This information and discussion session will begin with the geographic significance of MacEwan University in relation to a historical continuum of police violence and colonial domination in what is known as the Oliver Community. There will be a retrospective look at local queer organizing in 2020, paying specific attention to The Fight for Equity Protest and pekiwewin camp. We will discuss the not-for-profit industrial complex as proponent of policing, and thereby instrumental to enabling police violence in local communities. Queer resistance organizing at the grassroots level continues to be the backbone of public outcry against police violence, because it is queer communities that are most endangered and harmed by the normative violence of carceral culture.

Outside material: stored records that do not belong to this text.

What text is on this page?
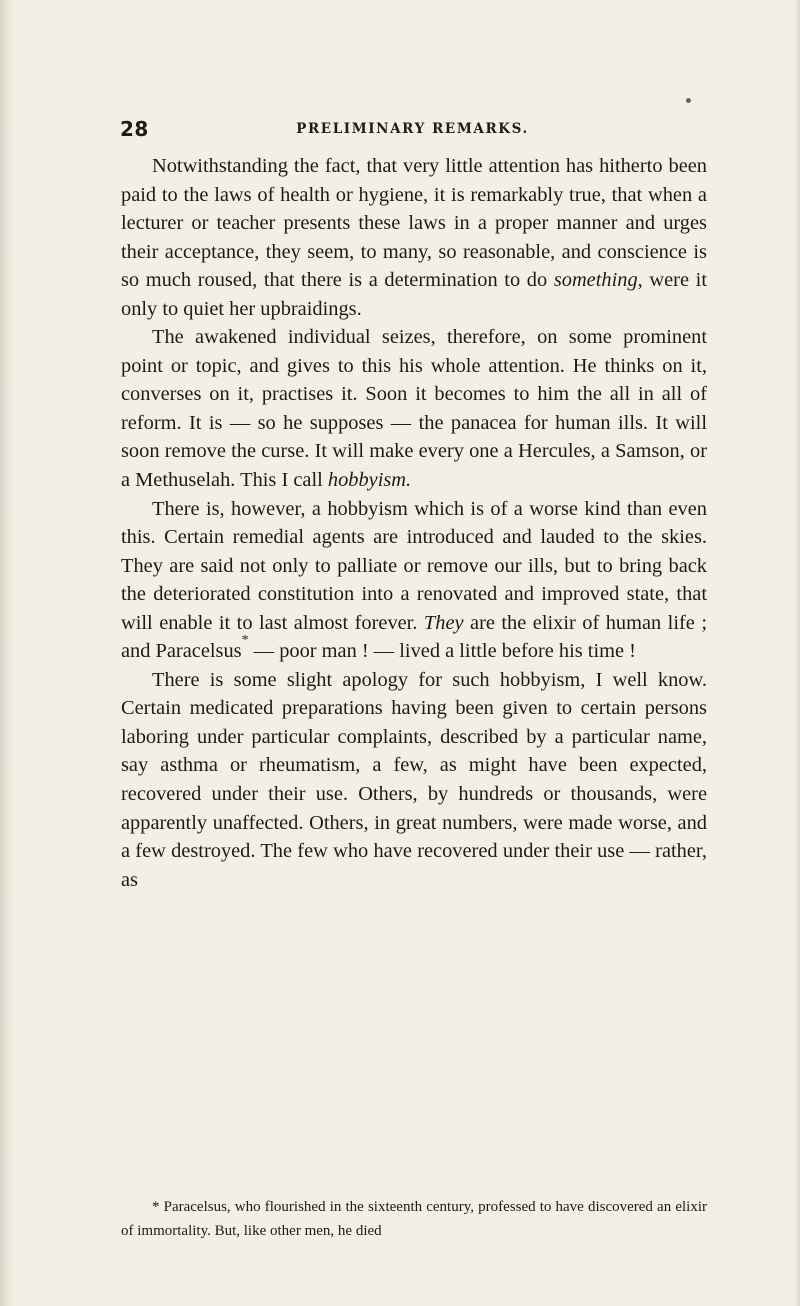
28	PRELIMINARY REMARKS.

Notwithstanding the fact, that very little attention has hitherto been paid to the laws of health or hygiene, it is remarkably true, that when a lecturer or teacher presents these laws in a proper manner and urges their acceptance, they seem, to many, so reasonable, and conscience is so much roused, that there is a determination to do something, were it only to quiet her upbraidings.

The awakened individual seizes, therefore, on some prominent point or topic, and gives to this his whole attention. He thinks on it, converses on it, practises it. Soon it becomes to him the all in all of reform. It is — so he supposes — the panacea for human ills. It will soon remove the curse. It will make every one a Hercules, a Samson, or a Methuselah. This I call hobbyism.

There is, however, a hobbyism which is of a worse kind than even this. Certain remedial agents are introduced and lauded to the skies. They are said not only to palliate or remove our ills, but to bring back the deteriorated constitution into a renovated and improved state, that will enable it to last almost forever. They are the elixir of human life ; and Paracelsus* — poor man ! — lived a little before his time !

There is some slight apology for such hobbyism, I well know. Certain medicated preparations having been given to certain persons laboring under particular complaints, described by a particular name, say asthma or rheumatism, a few, as might have been expected, recovered under their use. Others, by hundreds or thousands, were apparently unaffected. Others, in great numbers, were made worse, and a few destroyed. The few who have recovered under their use — rather, as

* Paracelsus, who flourished in the sixteenth century, professed to have discovered an elixir of immortality. But, like other men, he died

Shima Aisha Robinson works for APIRG on the University of Alberta campus as the Programming/Working Group and Research Coordinator. She is a University of Alberta graduate student in pursuit of a degree in the Master of Arts in Community Engagement program through the School of Public Health. She advances her enthusiasm for anti-oppression and social justice work volunteering, interning and working with local groups that address systemic issues of oppression and marginalization in amiskwaciy-wâskahikan (aka Edmonton). She is an amiskwaciy-wâskahikan (Edmonton)-born student, community organizer, poet and spoken word artist who embodies, with every literary and scholarly effort, the ancient meaning of her chosen pen name, Dwennimmen, which is the name of an ancient African Adinkra symbol, which means strength, humility, learning and wisdom.
V. Guzmán is a non-binary, disabled, first-generation Salvadoran Nahua. Canadian-born, their matrilineage ties to Nawat and Lenca peoples in Ahuachapan Apaneca, Alegria and Berlin Usulutan. They were raised in Treaty Six, traditional Papaschace territory, home to the Nakoda Sioux, Dene, Blackfoot, Cree and Métis peoples. They are the eldest of eight and a self-taught visual artist who sometimes performs spoken word poetry, though most of their creative energy is invested into their work as a strategic urban frontline community organizer, and inner city QTBIPOC youth advocate for almost a decade. You can usually find them online or through Shades of Colour YEG.
We acknowledge that the land on which we gather in Treaty Six Territory is the traditional gathering place for many Indigenous people. We honour and respect the history, languages, ceremonies and culture of the First Nations, Métis and Inuit who call this territory home.